En los días transcurridos desde las elecciones primarias hemos visto exacerbarse los efectos de la polarización: dos candidatos que se sienten obligados a responder a la demanda de sus seguidores, para los cuales, en buena medida por la acción previa de esos mismos candidatos, los votantes del adversario son sus enemigos. Esa exacerbación produjo un agravamiento de la situación económica del país, una crisis que puede acelerar su dinámica convirtiéndose en una catástrofe a la vez económica y social. La polarización, la transferencia de responsabilidad de uno a otro de los candidatos, no hace más que acercarnos a un precipicio al que ya hemos caído en otras oportunidades y del cual cada vez es más difícil salir. Solo hay una única forma de evitar la caída: la cooperación, el único juego que los dos conductores, que aceleran sus coches enfrentados, no parecen dispuestos a jugar.
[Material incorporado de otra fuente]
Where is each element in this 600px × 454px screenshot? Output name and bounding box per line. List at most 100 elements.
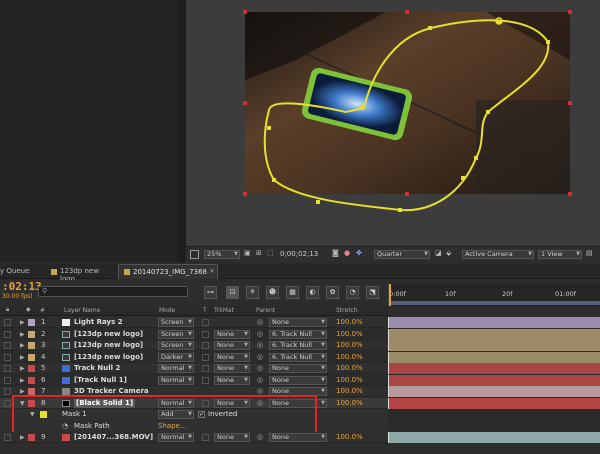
shy-layers-icon[interactable]: ☻ (266, 286, 279, 299)
trkmat-select[interactable]: None ▼ (214, 329, 250, 339)
stretch-value[interactable]: 100.0% (336, 433, 363, 442)
trkmat-select[interactable]: None ▼ (214, 433, 250, 442)
label-color-swatch[interactable] (28, 434, 35, 441)
layer-duration-bar[interactable] (388, 432, 600, 443)
preserve-transparency-checkbox[interactable] (202, 376, 209, 384)
trkmat-select[interactable]: None ▼ (214, 352, 250, 362)
stretch-value[interactable]: 100.0% (336, 318, 363, 327)
zoom-select[interactable]: 25% ▼ (204, 250, 240, 259)
magnifier-icon[interactable]: ▣ (244, 249, 251, 257)
current-time-indicator[interactable] (389, 284, 391, 306)
visibility-toggle[interactable] (4, 319, 11, 326)
parent-select[interactable]: 6. Track Null ▼ (269, 329, 327, 339)
preserve-transparency-checkbox[interactable] (202, 353, 209, 361)
layer-duration-bar[interactable] (388, 363, 600, 374)
layer-name-header[interactable]: Layer Name (64, 307, 100, 314)
pickwhip-icon[interactable]: ◎ (257, 364, 263, 373)
expand-arrow-icon[interactable]: ▶ (20, 433, 25, 442)
mode-select[interactable]: Screen ▼ (158, 341, 194, 350)
stretch-value[interactable]: 100.0% (336, 353, 363, 362)
visibility-toggle[interactable] (4, 342, 11, 349)
mode-select[interactable]: Screen ▼ (158, 329, 194, 339)
stretch-value[interactable]: 100.0% (336, 330, 363, 339)
pickwhip-icon[interactable]: ◎ (257, 433, 263, 442)
preserve-transparency-checkbox[interactable] (202, 365, 209, 372)
label-color-swatch[interactable] (28, 342, 35, 349)
layer-name[interactable]: [201407...368.MOV] (74, 433, 153, 442)
composition-frame[interactable] (186, 0, 600, 246)
grid-icon[interactable]: ⬚ (267, 249, 274, 257)
label-color-swatch[interactable] (28, 376, 35, 384)
layer-row[interactable]: ▶ 1 Light Rays 2 Screen ▼ ◎ None ▼ 100.0% (0, 317, 600, 328)
pickwhip-icon[interactable]: ◎ (257, 318, 263, 327)
visibility-toggle[interactable] (4, 376, 11, 384)
layer-duration-bar[interactable] (388, 374, 600, 386)
expand-arrow-icon[interactable]: ▶ (20, 318, 25, 327)
parent-select[interactable]: None ▼ (269, 318, 327, 327)
parent-select[interactable]: None ▼ (269, 375, 327, 385)
label-color-swatch[interactable] (28, 353, 35, 361)
label-color-swatch[interactable] (28, 330, 35, 338)
trkmat-select[interactable]: None ▼ (214, 364, 250, 373)
camera-snapshot-icon[interactable]: ◙ (332, 249, 339, 257)
pickwhip-icon[interactable]: ◎ (257, 330, 263, 339)
preserve-transparency-checkbox[interactable] (202, 319, 209, 326)
close-icon[interactable]: × (209, 267, 215, 275)
layer-row[interactable]: ▶ 6 [Track Null 1] Normal ▼ None ▼ ◎ None ▼ 100.0% (0, 374, 600, 386)
stretch-value[interactable]: 100.0% (336, 364, 363, 373)
expand-arrow-icon[interactable]: ▶ (20, 376, 25, 385)
stretch-value[interactable]: 100.0% (336, 387, 363, 396)
current-time-display[interactable]: :02:13 (2, 280, 42, 293)
parent-select[interactable]: None ▼ (269, 364, 327, 373)
timecode-display[interactable]: 0;00;02;13 (280, 250, 318, 258)
expand-arrow-icon[interactable]: ▶ (20, 353, 25, 362)
region-icon[interactable]: ⊞ (256, 249, 262, 257)
visibility-toggle[interactable] (4, 388, 11, 395)
layer-duration-bar[interactable] (388, 328, 600, 340)
visibility-toggle[interactable] (4, 399, 11, 407)
always-preview-icon[interactable] (190, 250, 199, 259)
layer-name[interactable]: [123dp new logo] (74, 353, 143, 362)
layer-name[interactable]: [123dp new logo] (74, 330, 143, 339)
parent-select[interactable]: None ▼ (269, 433, 327, 442)
layer-search-input[interactable]: ⚲ (38, 286, 188, 297)
pickwhip-icon[interactable]: ◎ (257, 376, 263, 385)
panel-divider[interactable] (178, 0, 186, 262)
pickwhip-icon[interactable]: ◎ (257, 353, 263, 362)
color-channel-icon[interactable]: ✤ (356, 249, 362, 257)
layer-duration-bar[interactable] (388, 351, 600, 363)
visibility-toggle[interactable] (4, 365, 11, 372)
show-snapshot-icon[interactable]: ● (344, 249, 350, 257)
layer-name[interactable]: [123dp new logo] (74, 341, 143, 350)
mode-select[interactable]: Normal ▼ (158, 375, 194, 385)
layer-name[interactable]: [Track Null 1] (74, 376, 127, 385)
trkmat-select[interactable]: None ▼ (214, 341, 250, 350)
live-update-icon[interactable]: ⊡ (226, 286, 239, 299)
mode-select[interactable]: Screen ▼ (158, 318, 194, 327)
layer-duration-bar[interactable] (388, 397, 600, 409)
brainstorm-icon[interactable]: ✿ (326, 286, 339, 299)
layer-name[interactable]: Track Null 2 (74, 364, 120, 373)
mode-select[interactable]: Normal ▼ (158, 364, 194, 373)
pickwhip-icon[interactable]: ◎ (257, 341, 263, 350)
transparency-icon[interactable]: ◪ (435, 249, 442, 257)
preserve-transparency-checkbox[interactable] (202, 330, 209, 338)
layer-duration-bar[interactable] (388, 340, 600, 351)
expand-arrow-icon[interactable]: ▶ (20, 364, 25, 373)
graph-editor-icon[interactable]: ⬔ (366, 286, 379, 299)
layer-row[interactable]: ▶ 2 [123dp new logo] Screen ▼ None ▼ ◎ 6. Track … (0, 328, 600, 340)
stopwatch-icon[interactable]: ◔ (346, 286, 359, 299)
parent-select[interactable]: 6. Track Null ▼ (269, 341, 327, 350)
motion-blur-icon[interactable]: ◐ (306, 286, 319, 299)
stretch-value[interactable]: 100.0% (336, 341, 363, 350)
view-layout-select[interactable]: 1 View ▼ (538, 250, 582, 259)
preserve-transparency-checkbox[interactable] (202, 434, 209, 441)
layer-duration-bar[interactable] (388, 386, 600, 397)
label-color-swatch[interactable] (28, 319, 35, 326)
visibility-toggle[interactable] (4, 330, 11, 338)
work-area-bar[interactable] (389, 301, 600, 305)
visibility-toggle[interactable] (4, 434, 11, 441)
draft-3d-icon[interactable]: ⚘ (246, 286, 259, 299)
label-color-swatch[interactable] (28, 365, 35, 372)
tab-123dp-new-logo[interactable]: 123dp new logo (46, 266, 114, 283)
La sociedad argentina ha perdido en los últimos años dos extraordinarias posibilidades: bajo el gobierno de Néstor Kirchner, la de realizar fundamentales transformaciones sociales y económicas; bajo el de Mauricio Macri, la de realizar no menos fundamentales transformaciones institucionales y políticas. Hay una posibilidad por delante, que es la condición previa para volver a intentar cualquiera de las otras: reconstruir la amistad cívica. La amistad cívica no supone desconocer las reales y profundas diferencias que atraviesan a la sociedad, y que son parte de la vida pública. Significa, simplemente, reconocer que todos somos parte de una misma comunidad política, que todos nuestros reclamos son legítimos y que nuestras ideas, temores y esperanzas merecen ser respetados y tenidos en cuenta.
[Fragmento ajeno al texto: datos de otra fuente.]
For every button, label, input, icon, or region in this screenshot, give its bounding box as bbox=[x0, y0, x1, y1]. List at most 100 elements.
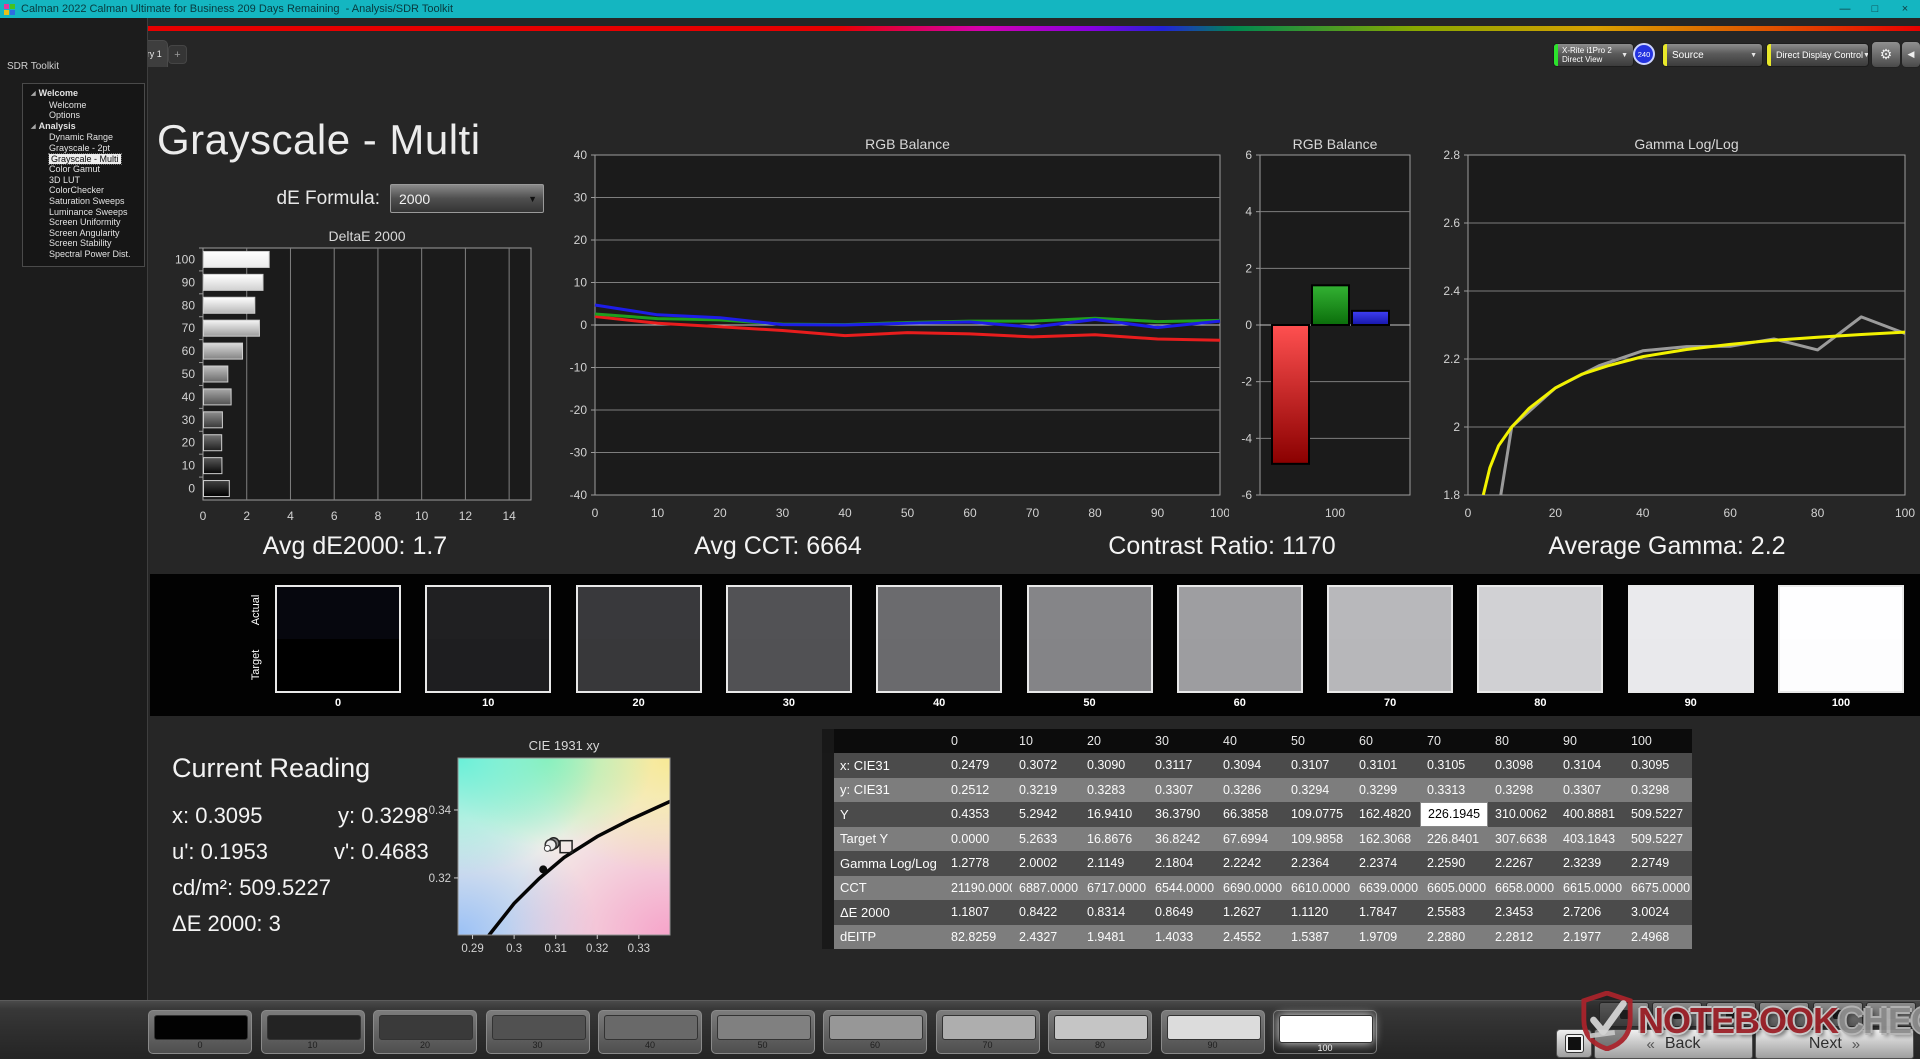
maximize-button[interactable]: □ bbox=[1860, 0, 1890, 18]
reading-de2000: ΔE 2000: 3 bbox=[172, 911, 281, 937]
table-header-row: 0102030405060708090100 bbox=[822, 729, 1692, 753]
level-patch-20[interactable]: 20 bbox=[373, 1010, 477, 1054]
table-cell: 0.3107 bbox=[1284, 753, 1352, 778]
reading-v-prime: v': 0.4683 bbox=[334, 839, 429, 865]
next-button[interactable]: Next » bbox=[1755, 1029, 1914, 1059]
svg-text:60: 60 bbox=[963, 506, 977, 517]
de-formula-select[interactable]: 2000 ▼ bbox=[390, 184, 544, 213]
stop-button[interactable] bbox=[1556, 1029, 1592, 1058]
table-cell: 5.2633 bbox=[1012, 827, 1080, 852]
patch-swatch bbox=[942, 1015, 1036, 1040]
svg-text:30: 30 bbox=[574, 191, 588, 205]
meter-select-button[interactable]: X-Rite i1Pro 2 Direct View ▼ bbox=[1553, 43, 1634, 67]
settings-button[interactable]: ⚙ bbox=[1871, 41, 1901, 68]
column-header-20: 20 bbox=[1080, 729, 1148, 753]
svg-text:0: 0 bbox=[1245, 318, 1252, 332]
sidebar-item-grayscale-multi[interactable]: Grayscale - Multi bbox=[23, 154, 144, 165]
transport-button[interactable] bbox=[1599, 1002, 1649, 1027]
sidebar-item-saturation-sweeps[interactable]: Saturation Sweeps bbox=[23, 196, 144, 207]
table-cell: 0.3294 bbox=[1284, 778, 1352, 803]
reading-x: x: 0.3095 bbox=[172, 803, 263, 829]
chevron-down-icon: ▼ bbox=[1621, 52, 1628, 59]
level-patch-50[interactable]: 50 bbox=[711, 1010, 815, 1054]
transport-button[interactable] bbox=[1866, 1002, 1916, 1027]
source-select-button[interactable]: Source ▼ bbox=[1662, 43, 1763, 67]
sidebar-item-grayscale-2pt[interactable]: Grayscale - 2pt bbox=[23, 143, 144, 154]
table-cell: 36.8242 bbox=[1148, 827, 1216, 852]
level-patch-70[interactable]: 70 bbox=[936, 1010, 1040, 1054]
transport-button[interactable] bbox=[1759, 1002, 1809, 1027]
transport-button[interactable] bbox=[1652, 1002, 1702, 1027]
display-status-icon bbox=[1767, 44, 1771, 66]
close-button[interactable]: × bbox=[1890, 0, 1920, 18]
table-cell: 2.1804 bbox=[1148, 851, 1216, 876]
sidebar-item-welcome[interactable]: ◢Welcome bbox=[23, 88, 144, 100]
sidebar-item-options[interactable]: Options bbox=[23, 110, 144, 121]
table-cell: 2.3453 bbox=[1488, 900, 1556, 925]
table-row: x: CIE310.24790.30720.30900.31170.30940.… bbox=[822, 753, 1692, 778]
source-status-icon bbox=[1663, 44, 1667, 66]
table-cell: 0.2479 bbox=[944, 753, 1012, 778]
swatch-label: 30 bbox=[726, 697, 852, 709]
expander-icon[interactable]: ◢ bbox=[31, 124, 36, 130]
sidebar-item-colorchecker[interactable]: ColorChecker bbox=[23, 185, 144, 196]
collapse-panel-button[interactable]: ◀ bbox=[1901, 41, 1920, 68]
sidebar-item-spectral-power-dist[interactable]: Spectral Power Dist. bbox=[23, 249, 144, 260]
next-label: Next bbox=[1809, 1035, 1842, 1053]
grayscale-swatch-90 bbox=[1628, 585, 1754, 693]
sidebar-item-analysis[interactable]: ◢Analysis bbox=[23, 121, 144, 133]
svg-text:6: 6 bbox=[331, 509, 338, 522]
level-patch-0[interactable]: 0 bbox=[148, 1010, 252, 1054]
patch-label: 40 bbox=[599, 1040, 701, 1050]
svg-text:-20: -20 bbox=[570, 403, 588, 417]
patch-swatch bbox=[267, 1015, 361, 1040]
transport-icon bbox=[1726, 1010, 1735, 1019]
table-cell: 0.3117 bbox=[1148, 753, 1216, 778]
sidebar-item-screen-angularity[interactable]: Screen Angularity bbox=[23, 228, 144, 239]
sidebar-item-screen-stability[interactable]: Screen Stability bbox=[23, 238, 144, 249]
table-cell: 6544.0000 bbox=[1148, 876, 1216, 901]
table-cell: 0.4353 bbox=[944, 802, 1012, 827]
back-button[interactable]: « Back bbox=[1594, 1029, 1753, 1059]
transport-button[interactable] bbox=[1706, 1002, 1756, 1027]
add-tab-button[interactable]: + bbox=[168, 45, 187, 64]
transport-button[interactable] bbox=[1813, 1002, 1863, 1027]
svg-text:4: 4 bbox=[287, 509, 294, 522]
grayscale-swatch-10 bbox=[425, 585, 551, 693]
svg-text:-6: -6 bbox=[1241, 488, 1252, 502]
table-cell: 2.4327 bbox=[1012, 925, 1080, 950]
de-formula-value: 2000 bbox=[399, 191, 430, 207]
svg-text:0.34: 0.34 bbox=[429, 805, 452, 817]
svg-text:8: 8 bbox=[375, 509, 382, 522]
sidebar-item-3d-lut[interactable]: 3D LUT bbox=[23, 175, 144, 186]
level-patch-60[interactable]: 60 bbox=[823, 1010, 927, 1054]
patch-swatch bbox=[154, 1015, 248, 1040]
svg-text:20: 20 bbox=[574, 233, 588, 247]
level-patch-100[interactable]: 100 bbox=[1273, 1010, 1377, 1054]
level-patch-10[interactable]: 10 bbox=[261, 1010, 365, 1054]
expander-icon[interactable]: ◢ bbox=[31, 91, 36, 97]
display-control-select-button[interactable]: Direct Display Control ▼ bbox=[1766, 43, 1869, 67]
table-cell: 0.3286 bbox=[1216, 778, 1284, 803]
sidebar-item-color-gamut[interactable]: Color Gamut bbox=[23, 164, 144, 175]
table-cell: 6675.0000 bbox=[1624, 876, 1692, 901]
sidebar-item-screen-uniformity[interactable]: Screen Uniformity bbox=[23, 217, 144, 228]
table-cell: 2.2812 bbox=[1488, 925, 1556, 950]
level-patch-30[interactable]: 30 bbox=[486, 1010, 590, 1054]
actual-swatch-color bbox=[1479, 587, 1601, 639]
table-cell: 6690.0000 bbox=[1216, 876, 1284, 901]
sidebar-item-welcome[interactable]: Welcome bbox=[23, 100, 144, 111]
level-patch-90[interactable]: 90 bbox=[1161, 1010, 1265, 1054]
minimize-button[interactable]: — bbox=[1830, 0, 1860, 18]
table-cell: 36.3790 bbox=[1148, 802, 1216, 827]
column-header-70: 70 bbox=[1420, 729, 1488, 753]
table-row: Gamma Log/Log1.27782.00022.11492.18042.2… bbox=[822, 851, 1692, 876]
level-patch-40[interactable]: 40 bbox=[598, 1010, 702, 1054]
sidebar-item-luminance-sweeps[interactable]: Luminance Sweeps bbox=[23, 207, 144, 218]
level-patch-80[interactable]: 80 bbox=[1048, 1010, 1152, 1054]
display-control-label: Direct Display Control bbox=[1776, 50, 1863, 60]
svg-text:80: 80 bbox=[1088, 506, 1102, 517]
sidebar-item-dynamic-range[interactable]: Dynamic Range bbox=[23, 132, 144, 143]
column-header-30: 30 bbox=[1148, 729, 1216, 753]
table-cell: 6887.0000 bbox=[1012, 876, 1080, 901]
“Vamos a volver”, gritan unos. “No vuelven más”, responden los otros, alentados por sus respectivos líderes. Pero nadie se fue y nadie debe volver: todos estamos aquí, en esta casa común que nos empeñamos en seguir destruyendo, y que solo puede comenzar a reconstruirse si se cambian las reglas de un juego destructivo por otro de cooperación. Es en las crisis cuando es posible conocer la altura de los dirigentes. Los nuestros no parecen entender la gravedad del momento. Es posible que ninguno se desvíe del rumbo de colisión. La forma que tienen ellos de ganar es la que nos hace, a todos, perder nuevamente.